Warmed Spiced Olives Recipe

by Brenda Langton, Tastemaker in Residence The SPOONRIVER COOKBOOK

Spiced olives are a great addition to an appetizer plate. They can also be served with couscous and roasted vegetables or with hummus and pita bread. When buying olives, seek out a good source that carries a variety of quality olives, such as specialty delis and cheese shops. When choosing olives from a grocery store’s olive bar, trust your nose more than anything to ensure that you are getting the freshest olives possible. Generally speaking, buy olives with pits, although for cooking it can be more convenient to buy pitted. Makes 3 cups.



1 to 2 Tbsp. olive oil
2 cloves garlic, chopped
1/2 Tbsp. whole coriander seeds
2 tsp. fennel seeds 
3 cups kalamata or assorted olives
Lemon zest or dried chili flakes (optional)

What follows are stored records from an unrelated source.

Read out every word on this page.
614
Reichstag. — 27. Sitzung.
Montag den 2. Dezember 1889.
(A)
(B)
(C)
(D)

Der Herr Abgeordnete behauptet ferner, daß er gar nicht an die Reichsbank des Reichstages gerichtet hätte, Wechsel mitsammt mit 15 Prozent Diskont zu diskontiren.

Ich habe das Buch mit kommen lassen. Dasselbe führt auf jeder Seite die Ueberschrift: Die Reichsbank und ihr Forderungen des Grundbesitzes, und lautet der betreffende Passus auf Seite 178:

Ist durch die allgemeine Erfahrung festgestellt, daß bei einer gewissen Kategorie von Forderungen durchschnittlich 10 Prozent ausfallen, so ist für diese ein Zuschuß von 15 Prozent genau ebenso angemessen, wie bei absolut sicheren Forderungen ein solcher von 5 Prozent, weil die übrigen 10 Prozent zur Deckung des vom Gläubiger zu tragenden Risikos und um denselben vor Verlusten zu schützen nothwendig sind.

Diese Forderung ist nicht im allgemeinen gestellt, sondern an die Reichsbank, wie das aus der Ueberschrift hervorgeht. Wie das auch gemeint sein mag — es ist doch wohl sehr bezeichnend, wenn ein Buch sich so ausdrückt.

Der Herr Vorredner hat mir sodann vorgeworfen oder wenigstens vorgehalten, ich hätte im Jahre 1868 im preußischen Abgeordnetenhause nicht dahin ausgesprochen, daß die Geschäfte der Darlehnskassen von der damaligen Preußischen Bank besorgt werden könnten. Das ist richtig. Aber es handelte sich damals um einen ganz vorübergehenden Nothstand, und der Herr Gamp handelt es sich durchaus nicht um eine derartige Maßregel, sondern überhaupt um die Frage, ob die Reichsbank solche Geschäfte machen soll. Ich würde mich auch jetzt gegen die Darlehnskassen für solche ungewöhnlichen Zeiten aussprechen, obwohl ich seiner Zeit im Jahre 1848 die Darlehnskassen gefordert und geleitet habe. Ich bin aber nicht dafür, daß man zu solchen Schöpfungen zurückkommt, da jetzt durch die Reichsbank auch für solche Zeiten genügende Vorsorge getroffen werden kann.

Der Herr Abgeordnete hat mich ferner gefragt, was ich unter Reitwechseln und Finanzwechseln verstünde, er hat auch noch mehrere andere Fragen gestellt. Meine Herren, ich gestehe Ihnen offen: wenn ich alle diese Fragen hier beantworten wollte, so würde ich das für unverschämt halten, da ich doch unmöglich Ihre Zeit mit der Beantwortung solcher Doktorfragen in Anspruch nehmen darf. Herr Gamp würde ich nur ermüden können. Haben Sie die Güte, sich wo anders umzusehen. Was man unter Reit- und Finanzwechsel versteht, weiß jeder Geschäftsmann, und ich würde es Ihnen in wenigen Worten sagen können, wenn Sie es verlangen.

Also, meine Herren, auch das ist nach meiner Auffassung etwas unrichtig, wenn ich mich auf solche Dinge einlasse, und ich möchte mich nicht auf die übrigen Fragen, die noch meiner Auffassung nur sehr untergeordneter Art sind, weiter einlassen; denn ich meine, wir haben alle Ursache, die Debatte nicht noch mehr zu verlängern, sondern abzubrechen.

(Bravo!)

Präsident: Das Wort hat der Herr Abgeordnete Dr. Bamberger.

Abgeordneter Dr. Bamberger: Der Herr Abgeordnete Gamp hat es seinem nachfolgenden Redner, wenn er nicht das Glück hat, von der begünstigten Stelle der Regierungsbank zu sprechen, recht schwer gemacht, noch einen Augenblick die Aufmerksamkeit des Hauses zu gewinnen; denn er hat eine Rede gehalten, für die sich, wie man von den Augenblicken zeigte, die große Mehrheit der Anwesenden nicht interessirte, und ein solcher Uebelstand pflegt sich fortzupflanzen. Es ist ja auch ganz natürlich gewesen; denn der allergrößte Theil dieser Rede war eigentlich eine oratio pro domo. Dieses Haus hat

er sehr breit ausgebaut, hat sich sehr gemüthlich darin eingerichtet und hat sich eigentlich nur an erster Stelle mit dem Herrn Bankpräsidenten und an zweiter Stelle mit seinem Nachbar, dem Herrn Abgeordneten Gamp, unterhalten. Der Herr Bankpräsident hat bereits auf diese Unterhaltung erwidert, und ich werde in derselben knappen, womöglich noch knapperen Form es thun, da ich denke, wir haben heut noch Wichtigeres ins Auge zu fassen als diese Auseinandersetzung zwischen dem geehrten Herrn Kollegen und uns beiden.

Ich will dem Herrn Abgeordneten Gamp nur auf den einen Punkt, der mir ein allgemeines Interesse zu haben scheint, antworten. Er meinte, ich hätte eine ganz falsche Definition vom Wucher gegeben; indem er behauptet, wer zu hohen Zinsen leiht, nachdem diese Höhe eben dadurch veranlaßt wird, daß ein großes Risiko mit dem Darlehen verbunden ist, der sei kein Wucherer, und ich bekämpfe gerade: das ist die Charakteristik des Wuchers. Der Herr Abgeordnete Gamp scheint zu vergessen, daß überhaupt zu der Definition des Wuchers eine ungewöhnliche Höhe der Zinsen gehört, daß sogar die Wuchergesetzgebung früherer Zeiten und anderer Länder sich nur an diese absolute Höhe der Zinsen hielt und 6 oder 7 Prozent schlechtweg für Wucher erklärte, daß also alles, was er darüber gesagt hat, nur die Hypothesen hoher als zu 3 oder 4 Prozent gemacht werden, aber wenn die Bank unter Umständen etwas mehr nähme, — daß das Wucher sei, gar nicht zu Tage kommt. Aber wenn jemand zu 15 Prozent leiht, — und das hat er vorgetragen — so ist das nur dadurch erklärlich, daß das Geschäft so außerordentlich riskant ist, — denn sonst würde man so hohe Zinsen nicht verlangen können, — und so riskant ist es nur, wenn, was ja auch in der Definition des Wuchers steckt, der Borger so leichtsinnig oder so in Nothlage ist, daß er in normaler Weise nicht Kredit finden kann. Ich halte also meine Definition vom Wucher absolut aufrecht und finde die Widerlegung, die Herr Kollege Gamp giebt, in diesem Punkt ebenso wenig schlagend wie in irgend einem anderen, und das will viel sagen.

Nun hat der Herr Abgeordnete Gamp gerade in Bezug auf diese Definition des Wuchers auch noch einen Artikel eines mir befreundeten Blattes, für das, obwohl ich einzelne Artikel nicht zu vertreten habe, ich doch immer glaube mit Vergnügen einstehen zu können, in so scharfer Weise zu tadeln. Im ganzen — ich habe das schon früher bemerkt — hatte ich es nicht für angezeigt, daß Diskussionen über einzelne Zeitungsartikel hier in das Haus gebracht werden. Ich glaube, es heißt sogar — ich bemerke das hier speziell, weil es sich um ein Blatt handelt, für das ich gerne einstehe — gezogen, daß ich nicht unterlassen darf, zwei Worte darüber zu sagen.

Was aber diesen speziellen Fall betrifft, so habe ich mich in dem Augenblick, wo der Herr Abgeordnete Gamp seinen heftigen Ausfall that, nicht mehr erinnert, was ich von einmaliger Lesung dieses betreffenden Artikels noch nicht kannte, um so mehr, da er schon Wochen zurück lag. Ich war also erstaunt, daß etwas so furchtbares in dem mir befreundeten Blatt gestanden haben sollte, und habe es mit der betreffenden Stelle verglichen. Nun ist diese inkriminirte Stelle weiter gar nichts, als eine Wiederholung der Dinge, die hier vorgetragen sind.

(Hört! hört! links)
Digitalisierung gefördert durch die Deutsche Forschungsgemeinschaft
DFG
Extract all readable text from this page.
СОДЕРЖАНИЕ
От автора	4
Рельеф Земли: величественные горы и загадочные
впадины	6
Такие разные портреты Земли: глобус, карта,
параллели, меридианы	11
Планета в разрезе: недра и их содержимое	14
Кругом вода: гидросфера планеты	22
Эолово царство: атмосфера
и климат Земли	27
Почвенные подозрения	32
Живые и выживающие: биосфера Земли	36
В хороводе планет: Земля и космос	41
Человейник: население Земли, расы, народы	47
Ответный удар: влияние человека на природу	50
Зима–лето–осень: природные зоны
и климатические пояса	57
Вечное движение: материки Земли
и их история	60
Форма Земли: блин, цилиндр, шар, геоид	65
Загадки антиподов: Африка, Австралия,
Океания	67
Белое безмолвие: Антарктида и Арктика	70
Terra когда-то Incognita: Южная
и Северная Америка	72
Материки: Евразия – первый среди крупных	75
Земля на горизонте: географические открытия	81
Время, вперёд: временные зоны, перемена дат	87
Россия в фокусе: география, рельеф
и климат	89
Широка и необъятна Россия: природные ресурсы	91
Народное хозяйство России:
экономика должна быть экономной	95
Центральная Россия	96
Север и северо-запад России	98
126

1. Heat the olive oil in a sauté pan large enough to fit the olives.

2. Add the garlic and sauté over medium heat for just a minute.

3. Add the coriander and fennel seeds to toast for just another minute. Do not let the garlic brown. You many need to turn down the heat. 

4. Reduce the heat to low, add the olives, and cook until the olives are warmed.

5. Serve warm or at room temperature. 

Note: If the olives are very salty, soak them in water for 1/2 hour. Drain and rinse well. Olives will last in the fridge for 2 to 3 weeks.